The first act begins as a twisted 21st century take on To Kill A Mockingbird. 12 year old Skunk (Eloise Laurence) is the self-assured, caring, diabetic sister of Jed (Bill Milner), daughter of lawyer Archie, and friend of the nomadic Dillon (George Sargeant). Their standard suburbia is dramatically shattered by a thoughtless lie and an act of violence which triggers unforeseen repercussions, and hits fast forward on growing up. As the tale continues, the drama heightens, slipping slightly into melodrama, but with such a fierce, palpable tension that the release is perfectly timed for the closing credits.Eloise Laurence is a marvel; utterly captivating and thoroughly accomplished in displaying nuanced, conflicting emotions within a single shot. She is completely convincing as an inquisitive, struggling early teen, who draws us into her world and point of view. We might be guilty of taking for granted that the rest of the cast would deliver, but Tim Roth (Reservoir Dogs), Cillian Murphy (Inception, The Wind That Shakes the Barley), Rory Kinnear (Skyfall) and basically the entire cast are excellent. In particular the relationship between Skunk and her father was truthfully and tenderly portrayed by Laurence and Roth beyond possible improvement.

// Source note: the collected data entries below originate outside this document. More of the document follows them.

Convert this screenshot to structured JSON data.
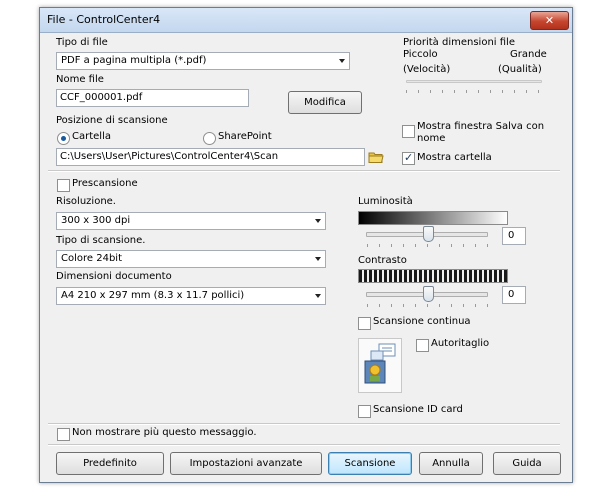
{
  "window": {
    "title": "File - ControlCenter4",
    "close_glyph": "✕"
  },
  "file_type": {
    "label": "Tipo di file",
    "value": "PDF a pagina multipla (*.pdf)"
  },
  "priority": {
    "label": "Priorità dimensioni file",
    "small": "Piccolo",
    "small_sub": "(Velocità)",
    "large": "Grande",
    "large_sub": "(Qualità)"
  },
  "file_name": {
    "label": "Nome file",
    "value": "CCF_000001.pdf",
    "modify_button": "Modifica"
  },
  "scan_location": {
    "label": "Posizione di scansione",
    "option_folder": "Cartella",
    "option_sharepoint": "SharePoint",
    "path": "C:\\Users\\User\\Pictures\\ControlCenter4\\Scan",
    "folder_icon": "folder-icon"
  },
  "show_save_as": {
    "label_line1": "Mostra finestra Salva con",
    "label_line2": "nome",
    "checked": false
  },
  "show_folder": {
    "label": "Mostra cartella",
    "checked": true
  },
  "prescan": {
    "label": "Prescansione",
    "checked": false
  },
  "resolution": {
    "label": "Risoluzione.",
    "value": "300 x 300 dpi"
  },
  "scan_type": {
    "label": "Tipo di scansione.",
    "value": "Colore 24bit"
  },
  "document_size": {
    "label": "Dimensioni documento",
    "value": "A4 210 x 297 mm (8.3 x 11.7 pollici)"
  },
  "brightness": {
    "label": "Luminosità",
    "value": "0"
  },
  "contrast": {
    "label": "Contrasto",
    "value": "0"
  },
  "continuous_scan": {
    "label": "Scansione continua",
    "checked": false
  },
  "auto_crop": {
    "label": "Autoritaglio",
    "checked": false,
    "icon": "autocrop-preview-icon"
  },
  "id_card_scan": {
    "label": "Scansione ID card",
    "checked": false
  },
  "dont_show": {
    "label": "Non mostrare più questo messaggio.",
    "checked": false
  },
  "buttons": {
    "default": "Predefinito",
    "advanced": "Impostazioni avanzate",
    "scan": "Scansione",
    "cancel": "Annulla",
    "help": "Guida"
  }
}
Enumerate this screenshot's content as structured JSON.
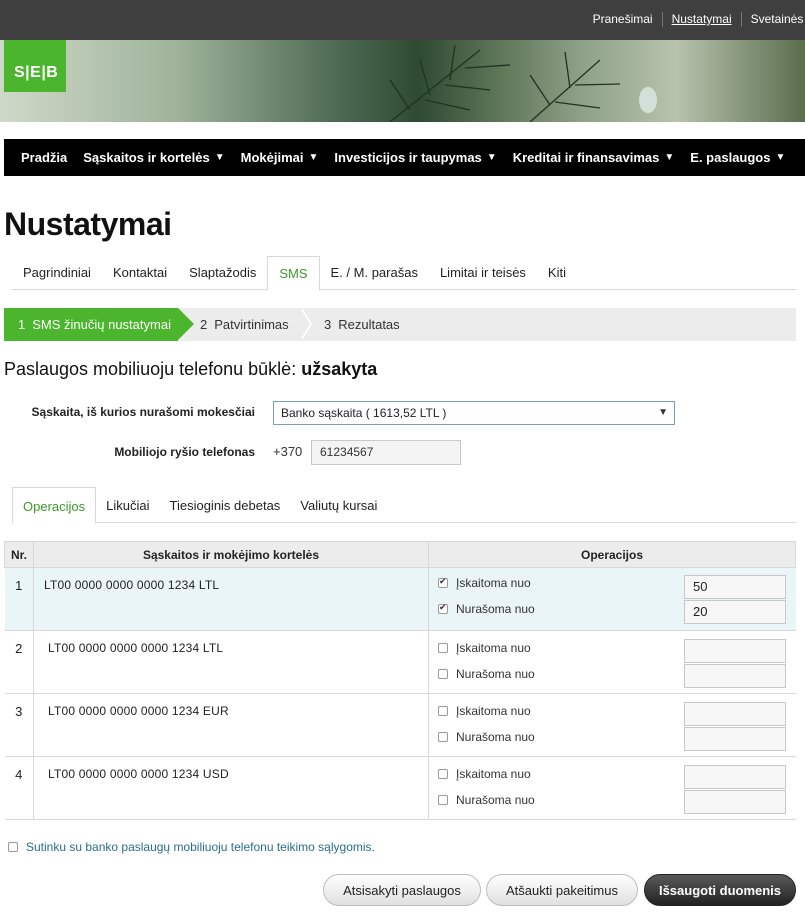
{
  "topbar": {
    "links": [
      "Pranešimai",
      "Nustatymai",
      "Svetainės st"
    ],
    "active_index": 1
  },
  "brand": {
    "logo_text": "S|E|B"
  },
  "mainnav": [
    {
      "label": "Pradžia",
      "has_arrow": false
    },
    {
      "label": "Sąskaitos ir kortelės",
      "has_arrow": true
    },
    {
      "label": "Mokėjimai",
      "has_arrow": true
    },
    {
      "label": "Investicijos ir taupymas",
      "has_arrow": true
    },
    {
      "label": "Kreditai ir finansavimas",
      "has_arrow": true
    },
    {
      "label": "E. paslaugos",
      "has_arrow": true
    }
  ],
  "page_title": "Nustatymai",
  "settings_tabs": [
    "Pagrindiniai",
    "Kontaktai",
    "Slaptažodis",
    "SMS",
    "E. / M. parašas",
    "Limitai ir teisės",
    "Kiti"
  ],
  "settings_tab_active": 3,
  "steps": [
    {
      "num": "1",
      "label": "SMS žinučių nustatymai"
    },
    {
      "num": "2",
      "label": "Patvirtinimas"
    },
    {
      "num": "3",
      "label": "Rezultatas"
    }
  ],
  "status": {
    "label": "Paslaugos mobiliuoju telefonu būklė:",
    "value": "užsakyta"
  },
  "form": {
    "account_label": "Sąskaita, iš kurios nurašomi mokesčiai",
    "account_value": "Banko sąskaita ( 1613,52 LTL )",
    "phone_label": "Mobiliojo ryšio telefonas",
    "phone_prefix": "+370",
    "phone_value": "61234567"
  },
  "inner_tabs": [
    "Operacijos",
    "Likučiai",
    "Tiesioginis debetas",
    "Valiutų kursai"
  ],
  "table": {
    "headers": [
      "Nr.",
      "Sąskaitos ir mokėjimo kortelės",
      "Operacijos"
    ],
    "rows": [
      {
        "nr": "1",
        "account": "LT00 0000 0000 0000 1234 LTL",
        "op1": "Įskaitoma nuo",
        "op1_checked": true,
        "op1_value": "50",
        "op2": "Nurašoma nuo",
        "op2_checked": true,
        "op2_value": "20"
      },
      {
        "nr": "2",
        "account": "LT00 0000 0000 0000 1234 LTL",
        "op1": "Įskaitoma nuo",
        "op1_checked": false,
        "op1_value": "",
        "op2": "Nurašoma nuo",
        "op2_checked": false,
        "op2_value": ""
      },
      {
        "nr": "3",
        "account": "LT00 0000 0000 0000 1234 EUR",
        "op1": "Įskaitoma nuo",
        "op1_checked": false,
        "op1_value": "",
        "op2": "Nurašoma nuo",
        "op2_checked": false,
        "op2_value": ""
      },
      {
        "nr": "4",
        "account": "LT00 0000 0000 0000 1234 USD",
        "op1": "Įskaitoma nuo",
        "op1_checked": false,
        "op1_value": "",
        "op2": "Nurašoma nuo",
        "op2_checked": false,
        "op2_value": ""
      }
    ]
  },
  "agree_text": "Sutinku su banko paslaugų mobiliuoju telefonu teikimo sąlygomis.",
  "buttons": {
    "cancel_service": "Atsisakyti paslaugos",
    "revert": "Atšaukti pakeitimus",
    "save": "Išsaugoti duomenis"
  },
  "colors": {
    "brand_green": "#4bb62d",
    "active_tab": "#3a9a2a",
    "nav_bg": "#000000",
    "link": "#2a6e8c"
  }
}
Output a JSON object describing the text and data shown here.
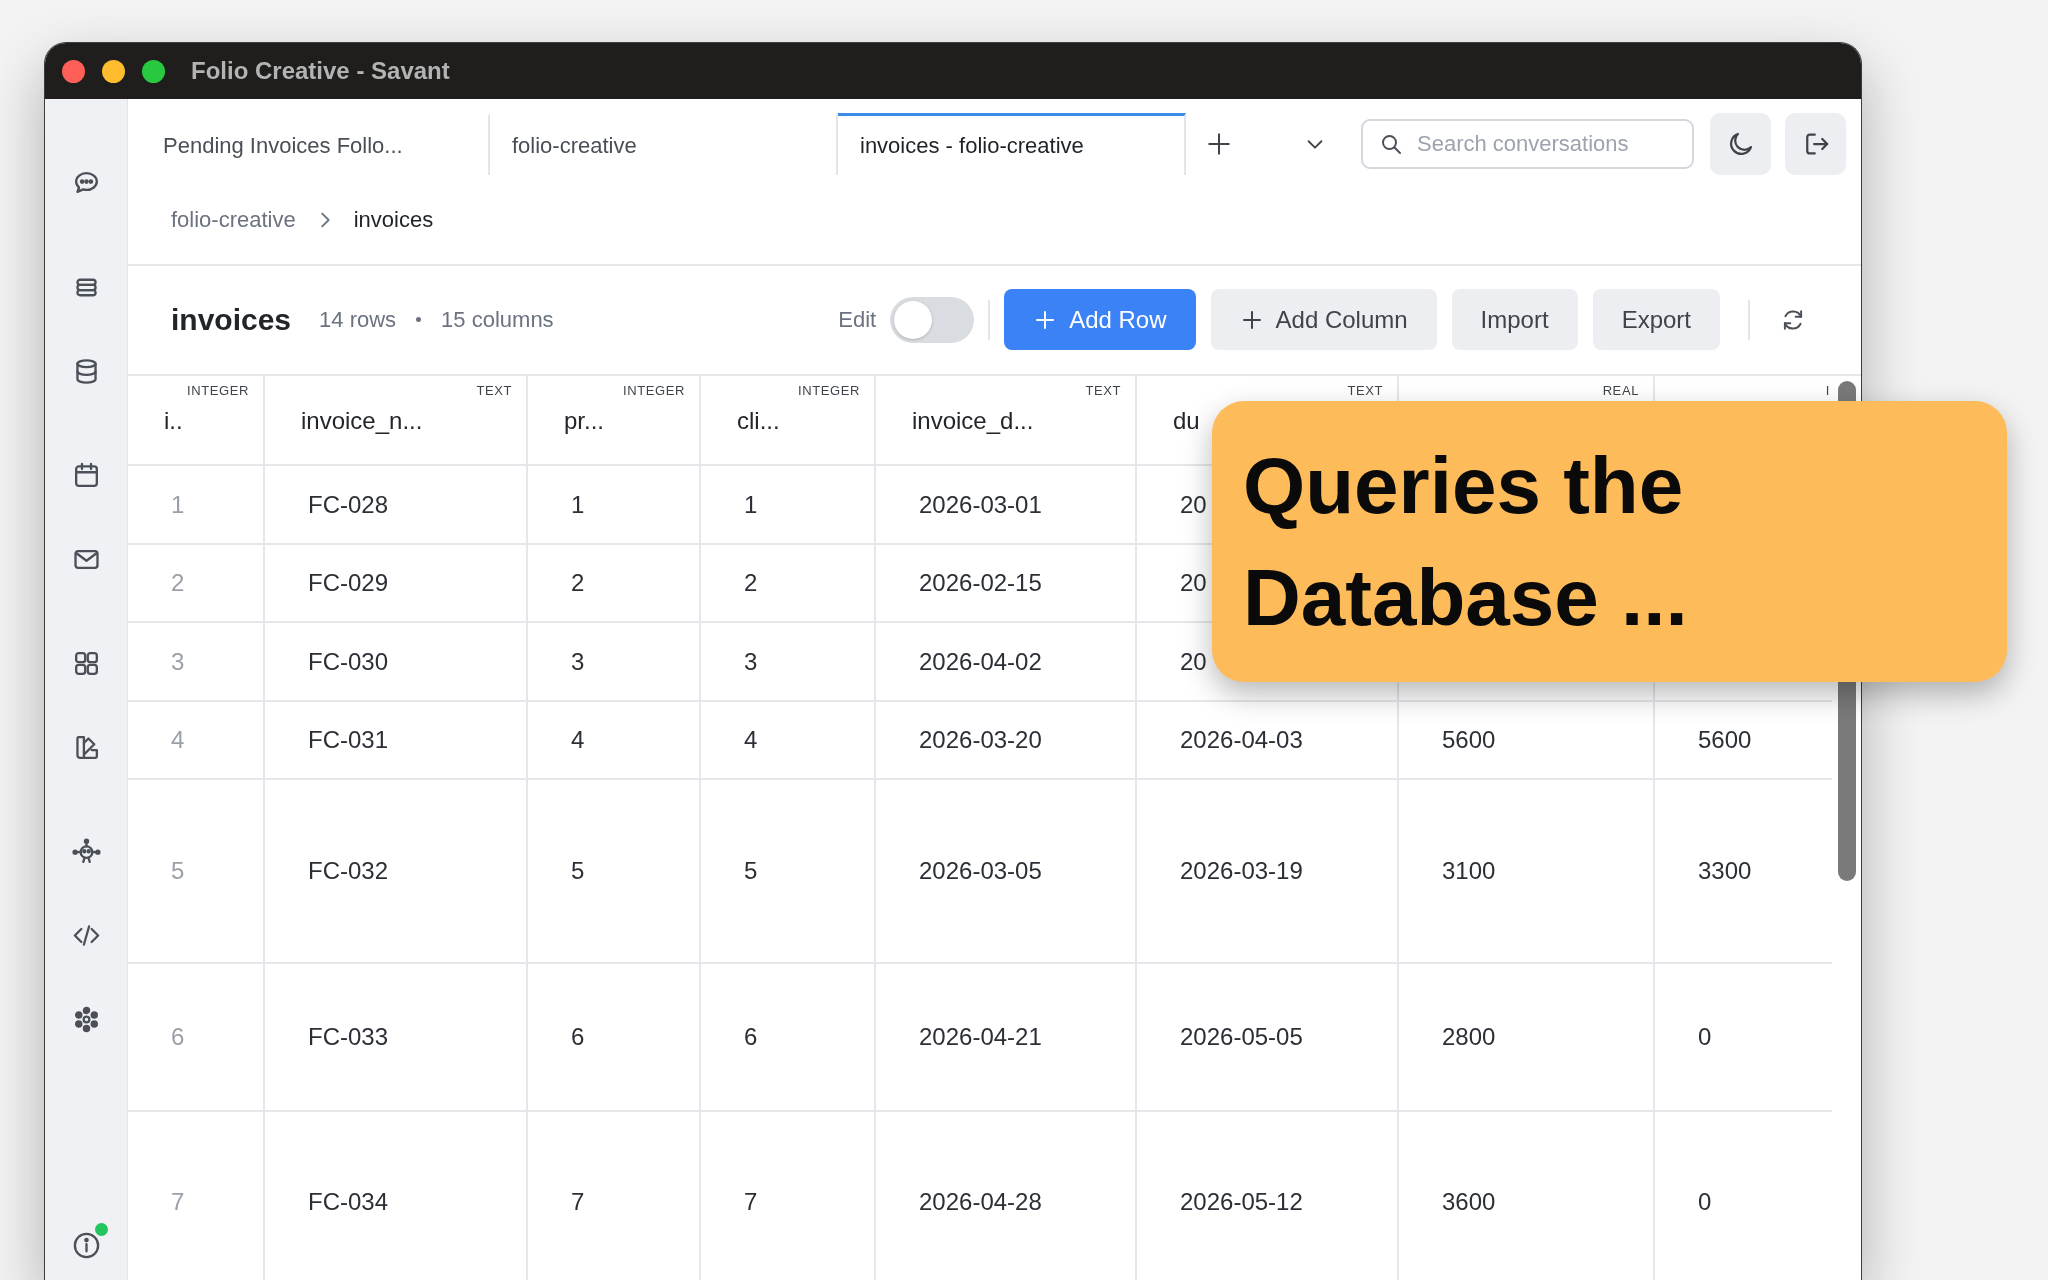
{
  "window": {
    "title": "Folio Creative - Savant"
  },
  "sidebar": {
    "items": [
      {
        "selected": false
      },
      {
        "selected": false
      },
      {
        "selected": false
      },
      {
        "selected": false
      },
      {
        "selected": false
      },
      {
        "selected": false
      },
      {
        "selected": false
      },
      {
        "selected": false
      },
      {
        "selected": false
      },
      {
        "selected": false
      }
    ],
    "info": {
      "badge": true
    }
  },
  "tabs": [
    {
      "label": "Pending Invoices Follo...",
      "selected": false
    },
    {
      "label": "folio-creative",
      "selected": false
    },
    {
      "label": "invoices - folio-creative",
      "selected": true
    }
  ],
  "search": {
    "placeholder": "Search conversations"
  },
  "breadcrumb": [
    {
      "label": "folio-creative",
      "current": false
    },
    {
      "label": "invoices",
      "current": true
    }
  ],
  "toolbar": {
    "title": "invoices",
    "row_count": "14 rows",
    "column_count": "15 columns",
    "edit": {
      "label": "Edit",
      "on": false
    },
    "buttons": [
      {
        "label": "Add Row",
        "kind": "primary",
        "has_icon": true
      },
      {
        "label": "Add Column",
        "kind": "secondary",
        "has_icon": true
      },
      {
        "label": "Import",
        "kind": "secondary",
        "has_icon": false
      },
      {
        "label": "Export",
        "kind": "secondary",
        "has_icon": false
      }
    ]
  },
  "table": {
    "columns": [
      {
        "type": "INTEGER",
        "name": "i.."
      },
      {
        "type": "TEXT",
        "name": "invoice_n..."
      },
      {
        "type": "INTEGER",
        "name": "pr..."
      },
      {
        "type": "INTEGER",
        "name": "cli..."
      },
      {
        "type": "TEXT",
        "name": "invoice_d..."
      },
      {
        "type": "TEXT",
        "name": "du"
      },
      {
        "type": "REAL"
      },
      {
        "type": "I"
      }
    ],
    "rows": [
      {
        "cells": [
          "1",
          "FC-028",
          "1",
          "1",
          "2026-03-01",
          "20"
        ]
      },
      {
        "cells": [
          "2",
          "FC-029",
          "2",
          "2",
          "2026-02-15",
          "20"
        ]
      },
      {
        "cells": [
          "3",
          "FC-030",
          "3",
          "3",
          "2026-04-02",
          "20"
        ]
      },
      {
        "cells": [
          "4",
          "FC-031",
          "4",
          "4",
          "2026-03-20",
          "2026-04-03",
          "5600",
          "5600"
        ]
      },
      {
        "cells": [
          "5",
          "FC-032",
          "5",
          "5",
          "2026-03-05",
          "2026-03-19",
          "3100",
          "3300"
        ]
      },
      {
        "cells": [
          "6",
          "FC-033",
          "6",
          "6",
          "2026-04-21",
          "2026-05-05",
          "2800",
          "0"
        ]
      },
      {
        "cells": [
          "7",
          "FC-034",
          "7",
          "7",
          "2026-04-28",
          "2026-05-12",
          "3600",
          "0"
        ]
      }
    ]
  },
  "callout": {
    "text": "Queries the Database ..."
  }
}
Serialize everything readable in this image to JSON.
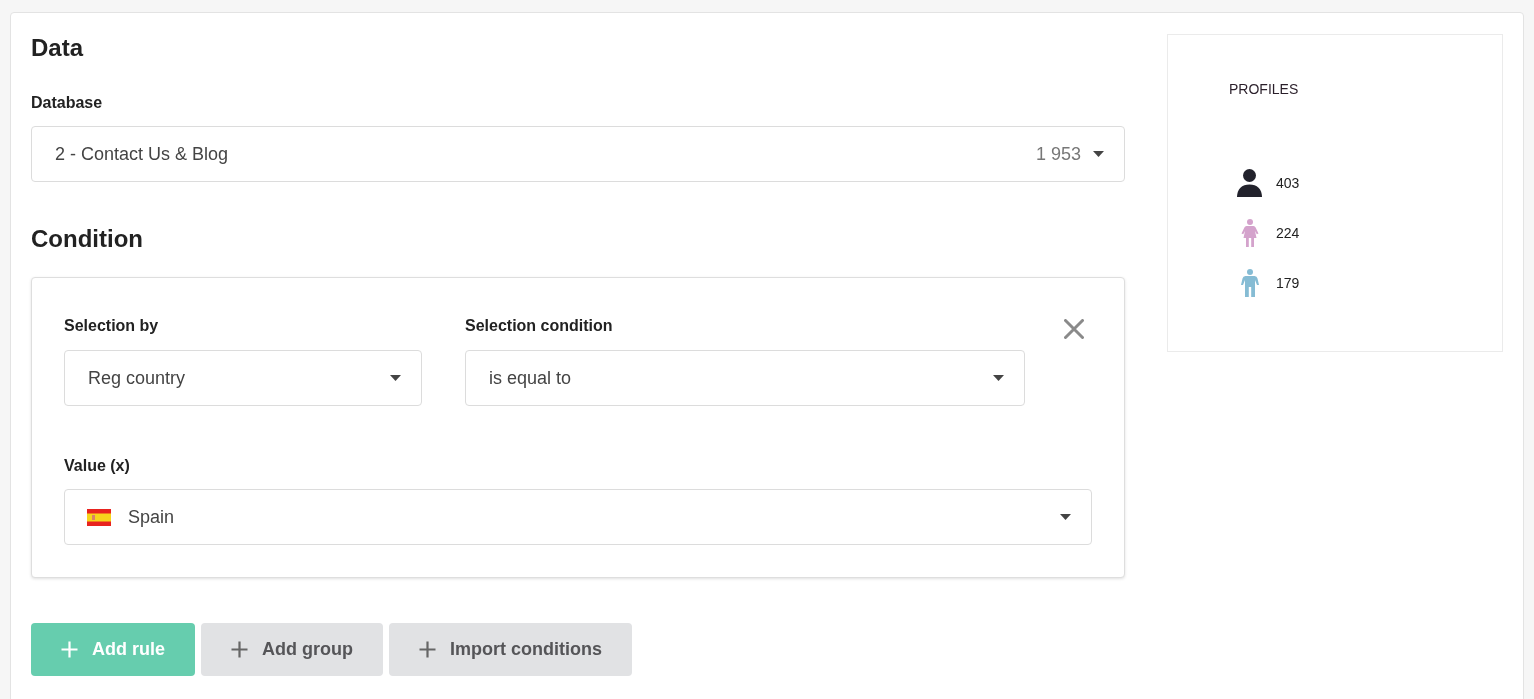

Where the film truly triumphed was when it tipped over from being just another gritty, London drama into some wonderful side-stories and set piece scenes that engaged and intrigued. A side adventure with Skunk and Dillon is beautifully observed - in a manner almost of Moonrise Kingdom - but once again fully hinged on the young cast for its success. Skunk's extraordinarily familiar nagging of her Dad for a new phone, and an odd, quiet little scene in a hospital corridor are two sequences that stick in my mind for adding much needed moments of light relief in an otherwise tough watch.Norris fuses style and substance excellently - his flair never detracts from the drama, and some shots are truly stunning. The soundtrack was a huge asset to the film, with track selection very well judged.
Though the film does descend into hyperbole and the incident sheet is one that even the most seasoned of soaps would be proud of, Broken is a fascinating and thrilling watch. It often worked best when it was at its most still and uneventful, but for the cast performances alone the film is worth catching. Rufus Norris in his directorial debut has already shown us that he will be one to watch, as will Eloise Laurence, if she decides to stick with acting - apparently she's undecided.